Posted on June 15, 2012 at 6:43 PM

Updated Friday, Jun 15 at 7:44 PM

PHOENIX -- Friday's stunning change in immigration policy is triggering strong emotions, especially from the undocumented immigrants who are now eligible to stay in the U.S. under these new changes.

“Obama he's opened up the world to me, he's given me a new life, a new purpose,” said Vivana Vazquez. “Now I can pursue anything and to have that option is liberating and empowering.”

Vazquez is 19 years old.  Her parents brought her to the United States when she was just 8 months old.  She says America is all she knows and she’s tired of living in fear of deportation.

“I’ve lived here my whole life and I am just as American as anyone else,” said Vazquez, who finally feels free. 

But some see the President's policy change as pandering.

“We know the President and others want the Hispanic vote,” said Maricopa County Sheriff Joe Arpaio. “Using illegal aliens and using young people as political pawns, I don't think that's right.”

But in fact these undocumented young people see this political pandering as power.

“The decision by the Obama administration validates the growing Latino electoral power in this state and nationally,” said Daniel Rodriguez, an undocumented immigrant who is part of the United We Dream Network.  “Guess what, for the first time Latinos and dreamers have enough power to play politics toe to toe with them.”

While Arpaio is convinced the President's order will lead to amnesty he also admits he will enforce it.

“I'm just here to obey the laws and enforce the laws if they want to change the laws that’s ok,” said Arpaio.  “I'm not going to arrest the people who fall in that category, if we can determine that.  It's up to the federal government if they want to deport.”
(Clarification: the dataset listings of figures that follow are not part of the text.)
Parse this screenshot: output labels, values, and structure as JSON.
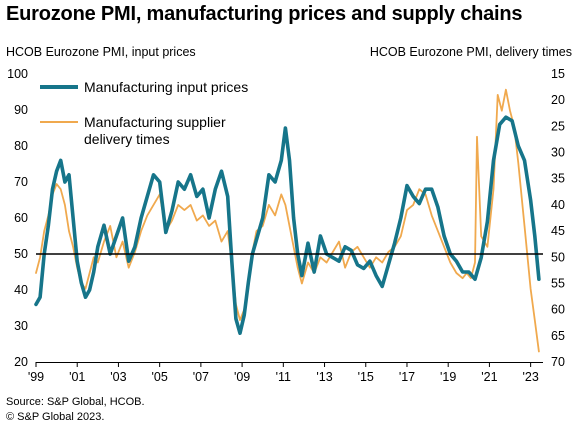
{
  "title": "Eurozone PMI, manufacturing prices and supply chains",
  "left_axis_title": "HCOB Eurozone PMI, input prices",
  "right_axis_title": "HCOB Eurozone PMI, delivery times",
  "source": "Source: S&P Global, HCOB.",
  "copyright": "© S&P Global 2023.",
  "colors": {
    "input_prices": "#16758a",
    "delivery_times": "#f0a94e",
    "reference_line": "#000000"
  },
  "chart_data": {
    "type": "line",
    "title": "Eurozone PMI, manufacturing prices and supply chains",
    "ylabel_left": "HCOB Eurozone PMI, input prices",
    "ylabel_right": "HCOB Eurozone PMI, delivery times",
    "ylim_left": [
      20,
      100
    ],
    "ylim_right": [
      70,
      15
    ],
    "right_axis_inverted": true,
    "xlim": [
      1999.0,
      2023.6
    ],
    "x_tick_labels": [
      "'99",
      "'01",
      "'03",
      "'05",
      "'07",
      "'09",
      "'11",
      "'13",
      "'15",
      "'17",
      "'19",
      "'21",
      "'23"
    ],
    "x_tick_values": [
      1999,
      2001,
      2003,
      2005,
      2007,
      2009,
      2011,
      2013,
      2015,
      2017,
      2019,
      2021,
      2023
    ],
    "y_left_ticks": [
      20,
      30,
      40,
      50,
      60,
      70,
      80,
      90,
      100
    ],
    "y_right_ticks": [
      15,
      20,
      25,
      30,
      35,
      40,
      45,
      50,
      55,
      60,
      65,
      70
    ],
    "reference_line": 50,
    "legend_position": "top-left",
    "grid": false,
    "series": [
      {
        "name": "Manufacturing input prices",
        "axis": "left",
        "x": [
          1999.0,
          1999.2,
          1999.4,
          1999.6,
          1999.8,
          2000.0,
          2000.2,
          2000.4,
          2000.6,
          2000.8,
          2001.0,
          2001.2,
          2001.4,
          2001.6,
          2001.8,
          2002.0,
          2002.3,
          2002.6,
          2002.9,
          2003.2,
          2003.5,
          2003.8,
          2004.1,
          2004.4,
          2004.7,
          2005.0,
          2005.3,
          2005.6,
          2005.9,
          2006.2,
          2006.5,
          2006.8,
          2007.1,
          2007.4,
          2007.7,
          2008.0,
          2008.3,
          2008.5,
          2008.7,
          2008.9,
          2009.1,
          2009.3,
          2009.5,
          2009.7,
          2010.0,
          2010.3,
          2010.6,
          2010.9,
          2011.1,
          2011.3,
          2011.5,
          2011.7,
          2011.9,
          2012.2,
          2012.5,
          2012.8,
          2013.1,
          2013.4,
          2013.7,
          2014.0,
          2014.3,
          2014.6,
          2014.9,
          2015.2,
          2015.5,
          2015.8,
          2016.1,
          2016.4,
          2016.7,
          2017.0,
          2017.3,
          2017.6,
          2017.9,
          2018.2,
          2018.5,
          2018.8,
          2019.1,
          2019.4,
          2019.7,
          2020.0,
          2020.3,
          2020.6,
          2020.9,
          2021.2,
          2021.5,
          2021.8,
          2022.1,
          2022.4,
          2022.7,
          2023.0,
          2023.2,
          2023.4
        ],
        "values": [
          36,
          38,
          50,
          58,
          68,
          73,
          76,
          70,
          72,
          60,
          48,
          42,
          38,
          40,
          45,
          52,
          58,
          50,
          55,
          60,
          48,
          52,
          60,
          66,
          72,
          70,
          56,
          62,
          70,
          68,
          72,
          66,
          68,
          60,
          68,
          73,
          66,
          48,
          32,
          28,
          33,
          42,
          50,
          54,
          60,
          72,
          70,
          76,
          85,
          76,
          60,
          50,
          44,
          53,
          45,
          55,
          50,
          49,
          48,
          52,
          51,
          47,
          46,
          48,
          44,
          41,
          47,
          53,
          60,
          69,
          66,
          64,
          68,
          68,
          63,
          55,
          50,
          48,
          45,
          45,
          43,
          49,
          59,
          76,
          86,
          88,
          87,
          80,
          76,
          65,
          55,
          43
        ]
      },
      {
        "name": "Manufacturing supplier delivery times",
        "axis": "right",
        "x": [
          1999.0,
          1999.2,
          1999.4,
          1999.6,
          1999.8,
          2000.0,
          2000.2,
          2000.4,
          2000.6,
          2000.8,
          2001.0,
          2001.2,
          2001.4,
          2001.6,
          2001.8,
          2002.0,
          2002.3,
          2002.6,
          2002.9,
          2003.2,
          2003.5,
          2003.8,
          2004.1,
          2004.4,
          2004.7,
          2005.0,
          2005.3,
          2005.6,
          2005.9,
          2006.2,
          2006.5,
          2006.8,
          2007.1,
          2007.4,
          2007.7,
          2008.0,
          2008.3,
          2008.5,
          2008.7,
          2008.9,
          2009.1,
          2009.3,
          2009.5,
          2009.7,
          2010.0,
          2010.3,
          2010.6,
          2010.9,
          2011.1,
          2011.3,
          2011.5,
          2011.7,
          2011.9,
          2012.2,
          2012.5,
          2012.8,
          2013.1,
          2013.4,
          2013.7,
          2014.0,
          2014.3,
          2014.6,
          2014.9,
          2015.2,
          2015.5,
          2015.8,
          2016.1,
          2016.4,
          2016.7,
          2017.0,
          2017.3,
          2017.6,
          2017.9,
          2018.2,
          2018.5,
          2018.8,
          2019.1,
          2019.4,
          2019.7,
          2019.9,
          2020.1,
          2020.3,
          2020.4,
          2020.6,
          2020.9,
          2021.2,
          2021.4,
          2021.6,
          2021.8,
          2022.0,
          2022.2,
          2022.4,
          2022.7,
          2023.0,
          2023.2,
          2023.4
        ],
        "values": [
          53,
          50,
          45,
          42,
          38,
          36,
          37,
          40,
          45,
          48,
          52,
          55,
          56,
          53,
          50,
          51,
          47,
          44,
          50,
          47,
          52,
          49,
          45,
          42,
          40,
          38,
          45,
          43,
          40,
          41,
          40,
          43,
          42,
          44,
          43,
          47,
          45,
          51,
          59,
          62,
          60,
          56,
          49,
          45,
          44,
          40,
          42,
          38,
          40,
          44,
          48,
          52,
          55,
          51,
          53,
          50,
          51,
          49,
          47,
          52,
          49,
          48,
          50,
          52,
          50,
          51,
          49,
          48,
          46,
          41,
          40,
          37,
          38,
          42,
          45,
          48,
          51,
          53,
          54,
          53,
          54,
          51,
          27,
          46,
          48,
          37,
          19,
          22,
          18,
          22,
          25,
          32,
          44,
          56,
          62,
          68
        ]
      }
    ]
  }
}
So Dreamers here in Phoenix and nationwide are celebrating the President's order.  Still Ileana Salinas said she wants more.

“I cannot make plans for rest of my life with just a two year work permit. I want to be here permanently and contribute to my country, America,” said Salinas.  “So I will keep fighting for the Dream Act and comprehensive immigration reform.”

Now these Dreamers and critics of the President might not agree on much but they do agree that immigration reform is necessary and both sides hope this policy change forces Congress to finally act.